Tate made antiquarian collections which were used by William Camden and others, but remained unpublished at his death. John Selden describes him as "multijugæ eruditionis et vetustatis peritissimus".

- His tract on The Antiquity, Use, and Privileges of Cities, Boroughs, and Towns, and his Antiquity, Use, and Ceremonies of laufull Combats in England, were both printed in John Gutch's Collectanea Curiosa, 1781, vol. i.
- His treatises on Knights made by Abbots, dated 21 June 1606; on the Antiquity of Arms in England, dated 2 November 1598; on the Antiquity, Variety, and Ceremonies of Funerals in England, dated 30 April 1600; on the Antiquity, Authority, and Succession of the High Steward of England, dated 4 June 1603, and his Questions about the Ancient Britons are all printed in Thomas Hearne's Curious Discourses, 1775.

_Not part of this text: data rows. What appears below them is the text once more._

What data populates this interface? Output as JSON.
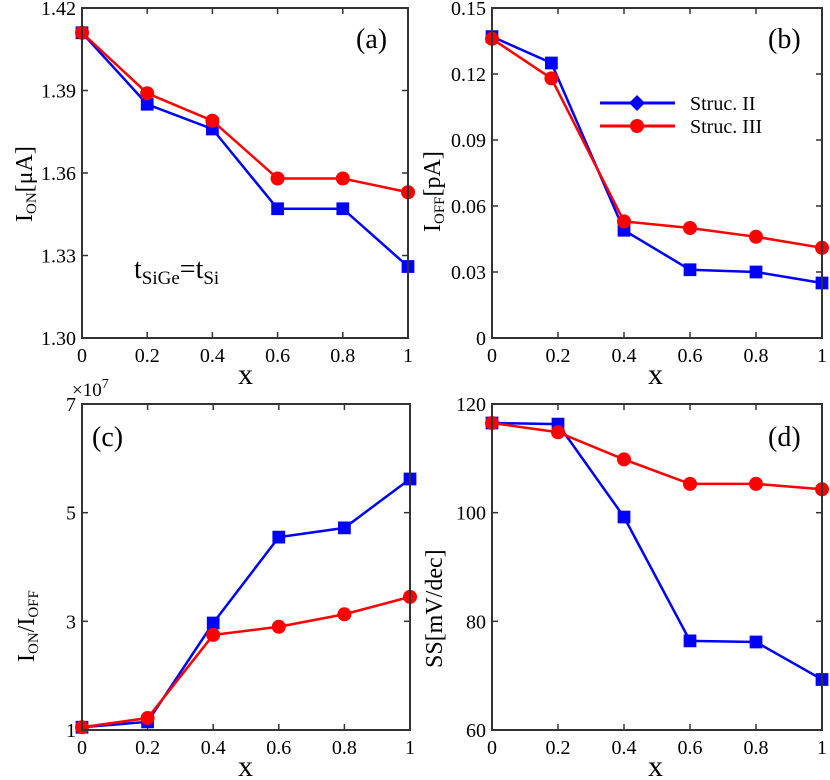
{
  "chart_data": [
    {
      "type": "line",
      "panel_tag": "(a)",
      "xlabel": "x",
      "ylabel_main": "I",
      "ylabel_sub": "ON",
      "ylabel_unit": "[μA]",
      "ylim": [
        1.3,
        1.42
      ],
      "yticks": [
        1.3,
        1.33,
        1.36,
        1.39,
        1.42
      ],
      "ytick_labels": [
        "1.30",
        "1.33",
        "1.36",
        "1.39",
        "1.42"
      ],
      "xticks": [
        0,
        0.2,
        0.4,
        0.6,
        0.8,
        1
      ],
      "xtick_labels": [
        "0",
        "0.2",
        "0.4",
        "0.6",
        "0.8",
        "1"
      ],
      "annotation_main_1": "t",
      "annotation_sub_1": "SiGe",
      "annotation_eq": "=t",
      "annotation_sub_2": "Si",
      "series": [
        {
          "key": "struc2",
          "color": "#0000ff",
          "marker": "diamond",
          "x": [
            0,
            0.2,
            0.4,
            0.6,
            0.8,
            1
          ],
          "y": [
            1.411,
            1.385,
            1.376,
            1.347,
            1.347,
            1.326
          ]
        },
        {
          "key": "struc3",
          "color": "#ff0000",
          "marker": "circle",
          "x": [
            0,
            0.2,
            0.4,
            0.6,
            0.8,
            1
          ],
          "y": [
            1.411,
            1.389,
            1.379,
            1.358,
            1.358,
            1.353
          ]
        }
      ]
    },
    {
      "type": "line",
      "panel_tag": "(b)",
      "xlabel": "x",
      "ylabel_main": "I",
      "ylabel_sub": "OFF",
      "ylabel_unit": "[pA]",
      "ylim": [
        0,
        0.15
      ],
      "yticks": [
        0,
        0.03,
        0.06,
        0.09,
        0.12,
        0.15
      ],
      "ytick_labels": [
        "0",
        "0.03",
        "0.06",
        "0.09",
        "0.12",
        "0.15"
      ],
      "xticks": [
        0,
        0.2,
        0.4,
        0.6,
        0.8,
        1
      ],
      "xtick_labels": [
        "0",
        "0.2",
        "0.4",
        "0.6",
        "0.8",
        "1"
      ],
      "legend": {
        "placement": "top-right",
        "entries": [
          "Struc. II",
          "Struc. III"
        ]
      },
      "series": [
        {
          "key": "struc2",
          "name": "Struc. II",
          "color": "#0000ff",
          "marker": "diamond",
          "x": [
            0,
            0.18,
            0.4,
            0.6,
            0.8,
            1
          ],
          "y": [
            0.137,
            0.125,
            0.049,
            0.031,
            0.03,
            0.025
          ]
        },
        {
          "key": "struc3",
          "name": "Struc. III",
          "color": "#ff0000",
          "marker": "circle",
          "x": [
            0,
            0.18,
            0.4,
            0.6,
            0.8,
            1
          ],
          "y": [
            0.136,
            0.118,
            0.053,
            0.05,
            0.046,
            0.041
          ]
        }
      ]
    },
    {
      "type": "line",
      "panel_tag": "(c)",
      "xlabel": "x",
      "ylabel_main_1": "I",
      "ylabel_sub_1": "ON",
      "ylabel_slash": "/I",
      "ylabel_sub_2": "OFF",
      "scale_label": "×10",
      "scale_exp": "7",
      "ylim": [
        1,
        7
      ],
      "yticks": [
        1,
        3,
        5,
        7
      ],
      "ytick_labels": [
        "1",
        "3",
        "5",
        "7"
      ],
      "xticks": [
        0,
        0.2,
        0.4,
        0.6,
        0.8,
        1
      ],
      "xtick_labels": [
        "0",
        "0.2",
        "0.4",
        "0.6",
        "0.8",
        "1"
      ],
      "series": [
        {
          "key": "struc2",
          "color": "#0000ff",
          "marker": "diamond",
          "x": [
            0,
            0.2,
            0.4,
            0.6,
            0.8,
            1
          ],
          "y": [
            1.05,
            1.15,
            2.97,
            4.55,
            4.72,
            5.62
          ]
        },
        {
          "key": "struc3",
          "color": "#ff0000",
          "marker": "circle",
          "x": [
            0,
            0.2,
            0.4,
            0.6,
            0.8,
            1
          ],
          "y": [
            1.05,
            1.22,
            2.75,
            2.9,
            3.13,
            3.45
          ]
        }
      ]
    },
    {
      "type": "line",
      "panel_tag": "(d)",
      "xlabel": "x",
      "ylabel": "SS[mV/dec]",
      "ylim": [
        60,
        120
      ],
      "yticks": [
        60,
        80,
        100,
        120
      ],
      "ytick_labels": [
        "60",
        "80",
        "100",
        "120"
      ],
      "xticks": [
        0,
        0.2,
        0.4,
        0.6,
        0.8,
        1
      ],
      "xtick_labels": [
        "0",
        "0.2",
        "0.4",
        "0.6",
        "0.8",
        "1"
      ],
      "series": [
        {
          "key": "struc2",
          "color": "#0000ff",
          "marker": "diamond",
          "x": [
            0,
            0.2,
            0.4,
            0.6,
            0.8,
            1
          ],
          "y": [
            116.5,
            116.3,
            99.2,
            76.4,
            76.2,
            69.3
          ]
        },
        {
          "key": "struc3",
          "color": "#ff0000",
          "marker": "circle",
          "x": [
            0,
            0.2,
            0.4,
            0.6,
            0.8,
            1
          ],
          "y": [
            116.5,
            114.8,
            109.8,
            105.3,
            105.3,
            104.3
          ]
        }
      ]
    }
  ]
}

- A treatise Of the Antiquity of Parliaments in England, is printed in The Several Opinions of Sundry Learned Antiquaries, the publication of which was arranged by John Dodderidge, 1658; and a similar Discourse importing the Assembly of Parliament is extant (Harleian MS. 253).
- His King Edward II's Household and Wardrobe Ordinances ... Englisht by F. Tate, was printed by the Chaucer Society in 1876 (2nd series, No. 14).
- Letters to Robert Bruce Cotton are extant in Cottonian MS. Julius C iii. ff. 97, 103, and to Camden in Julius F. vii. f. 288.
- Anthony Wood also mentions Nomina Hydarum in com. Northampton, as used by Augustine Vincent in his Survey of Northamptonshire, an Explanation of the abbreviated Words in Domesday Book, and a collection of Learned Speeches in Parliaments held in the latter end of Q. Elizabeth and in the Reign of K. James I, which have not been traced.

Copies of most of Tate's works are extant among the Stowe manuscripts in the British Museum.